A.1: Change in average firing rate by constant current stimulation (DC) as a function of the stimulation intensity and the fraction of neurons polarized in either direction (depolarized and hyper-polarized). Firing rate increases or decreases depending on predominant polarity of field stimulation. A.2: Change in average firing rate during slow ON/OFF stimulation (0.75 Hz) as in A.1. Note the rectification of the effect of fields on firing rate, which now only increases for inward stimulation but does not decrease for outward currents. A.3: Entrainment of the network with 0.31 V/m monophasic ON/OFF stimulation for purely cathodal (blue) or purely anodal (red) field. Note that the ON period of stimulation aligns with the DOWN state for cathodal and with the UP state for anodal stimulation. A.4: Phase of network oscillations relative to the oscillating stimulus as a function of the same parameters as in A.1. B.1: Applying a firing-rate dependent synaptic update rule leads to a gradual decrease of average synaptic strength given the relatively high firing rate of the UP state. Electrical stimulation (red curve) accelerates this effect relative to sham (green curve). B.2–B.3: The immediate effect of decreased synaptic connections is a decrease in power and spatial coherence of network oscillations. In the stimulation condition, both power and spatial coherence after the stimulation are lower than in sham condition and they decay at a slower rate after stimulation. The results represent simulations with randomly chosen synaptic connections, bars indicate standard error of the mean.

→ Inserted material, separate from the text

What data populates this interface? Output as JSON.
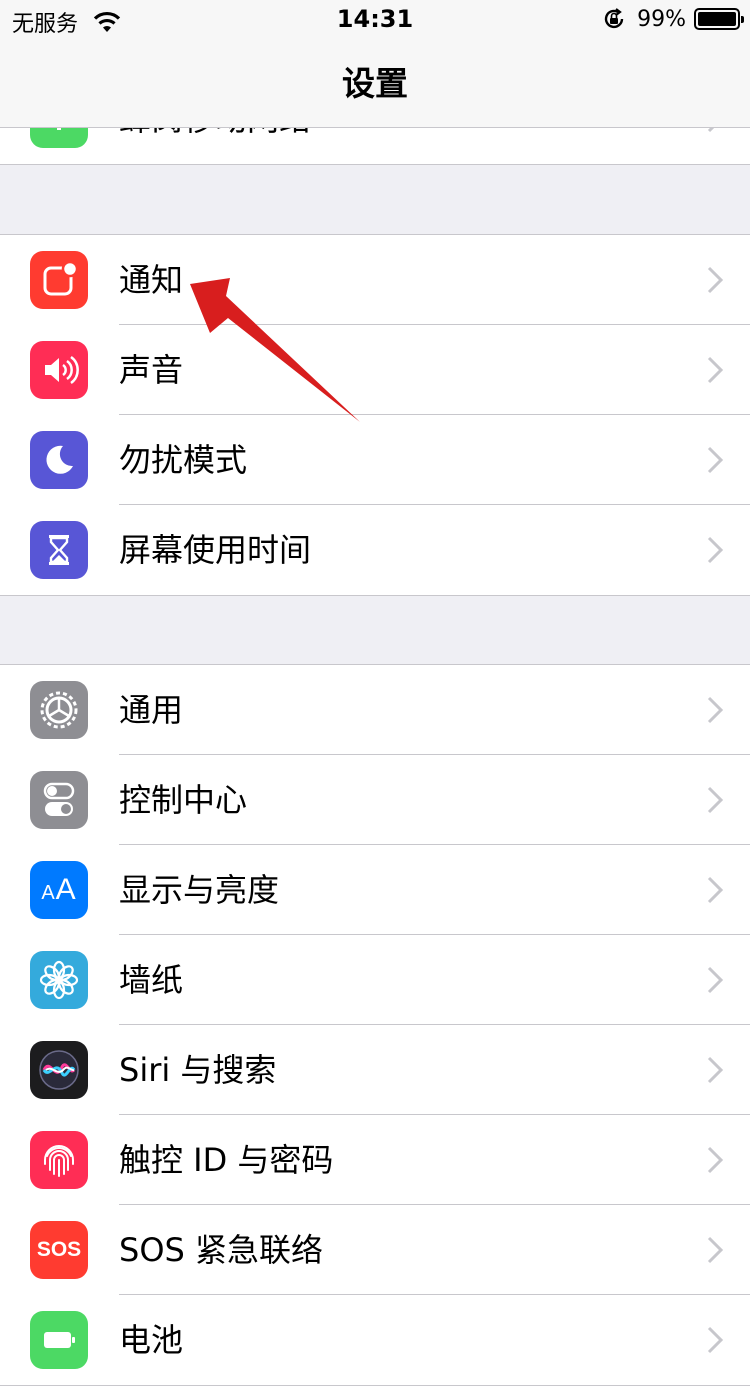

Figure 4. Multi-scale model predicted the after-effects of the stimulation and their variation across electrode locations.

A.1–A.2: Decay rate after the stimulation for sham and stimulation condition in the computational model for power and spatial coherence. Compare this to the measurements in the human EEG data in Figure 1.B.3–C.3. B: Spatial distribution of decay rates across the 11 scalp electrodes averaged across subjects. 1: for EEG power in sham condition, 2: for EEG power in stimulation condition, 3: Approximate fit of network model parameters to match human sham data for each electrode location, 4: Resulting decay rates for the location-matched network models with stimulation intensity and polarity determined from the FEM model in a 1 cm vicinity of each electrode location. C: Change in decay rate of power for stimulation condition. Each point represents one electrode with EEG data on vertical and multi-scale model on horizontal axis. EEG data significantly correlates with model prediction.

Figure 5. Slow waves features in the computational model.

A.1: Simulated local field potentials (LFP) in the computational model (low-pass filtered, cutoff frequency 2.5 Hz). A.2: Human EEG signal during slow-wave sleep (low-pass filtered, cutoff frequency 2.5 Hz). B: Dependence on excitatory connections strength of firing rate during the UP and DOWN states (B.1), power (B.2), main frequency (B.3) and coherence (B.4) of slow-wave oscillations (n = 5 simulations per data point, error bars indicate standard deviation). C.1: Example of auto-correlation of slow waves in the human EEG experiments (average of 5 subjects). C.2: Auto-correlation of simulated slow waves increasing the strength of excitatory connections. D: Example of simulated slow waves oscillations in the case of high synaptic connection strength ().

Figure 6. Workflow to use the FEM analysis with the computational model.

A: Example of distribution of the normal component of the electric field under the electrodes considered in the FEM analysis (in this case Pz electrode). B: Radial field magnitudes in A were sorted and sampled in 30 location (3.12 percentile extremes were excluded). C: The sampled electric fields are then used for each column of neurons in the 2D lattice of the network model.

Figure 7. The effects of electric fields on firing rate depend on synaptic connectivity.

Normalized change in the average neuronal firing rate as a function of the number of neurons in the network model (A) or the numbers of pre-synaptic excitatory inputs (B). C: Same than in B but with constant total synaptic input. Effect of fields on firing rate depends on number of input synapses and not network size.